The Federal Trade Commission is currently accepting public comments on an application by Grifols, S.A., a manufacturer of plasma-derived drugs, to amend the terms of a manufacturing agreement that was part of a 2011 FTC-ordered divestiture. The order settled charges that Grifols’ $3.4 billion acquisition of competitor Talecris Biotherapeutics Holdings Corp. was anticompetitive.

Under the order, the Commission required the parties to divest the Talecris fractionation facility in Melville, New York, and Grifols’ plasma collection centers in Mobile, Alabama, and Winston-Salem, North Carolina, to Kedrion S.p.A.

The proposed changes to the agreement extend the duration of the existing contract manufacturing agreement to enable Kedrion to continue to compete in the United States. The changes also allow Kedrion to provide Grifols with plasma for both fractionation and purification into finished products, which Kedrion will be able to re-sell. Kedrion is simultaneously working to develop its own purification capabilities, which will be subject to FDA approval. Without the changes to the agreement, Kedrion will not have finished product available for sale.

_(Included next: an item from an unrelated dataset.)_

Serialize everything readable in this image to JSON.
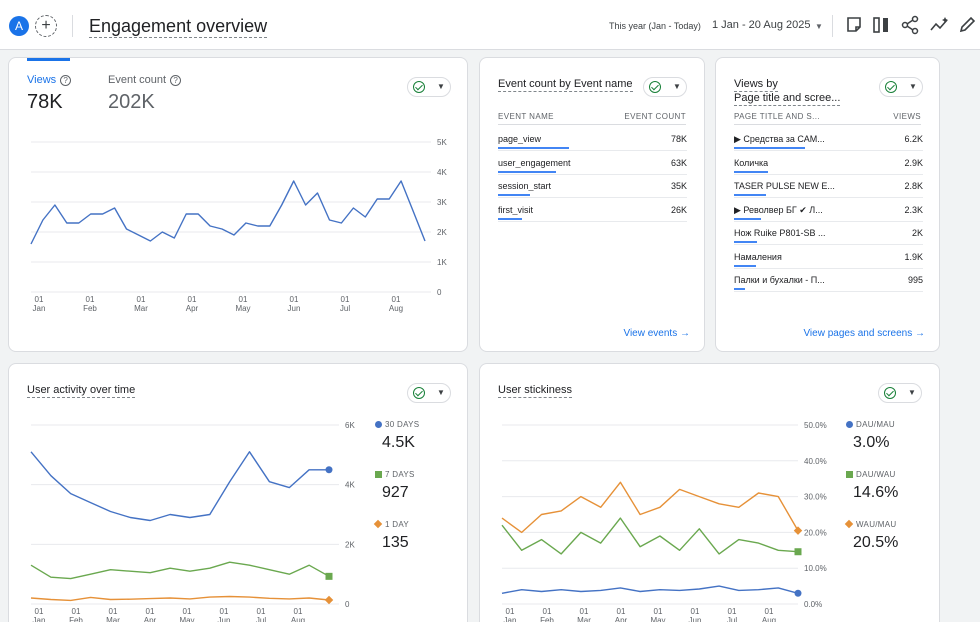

The Commission will decide whether to approve the application after a 30-day public comment period, which expires on July 28, 2017. Comments can also be filed electronically or sent to: FTC Office of the Secretary, 600 Pennsylvania Ave., N.W., Washington, DC 20580. (FTC File No. 1010153, Docket No. C-4322; the staff contact is Dan Ducore, Bureau of Competition, 202-326-2526.)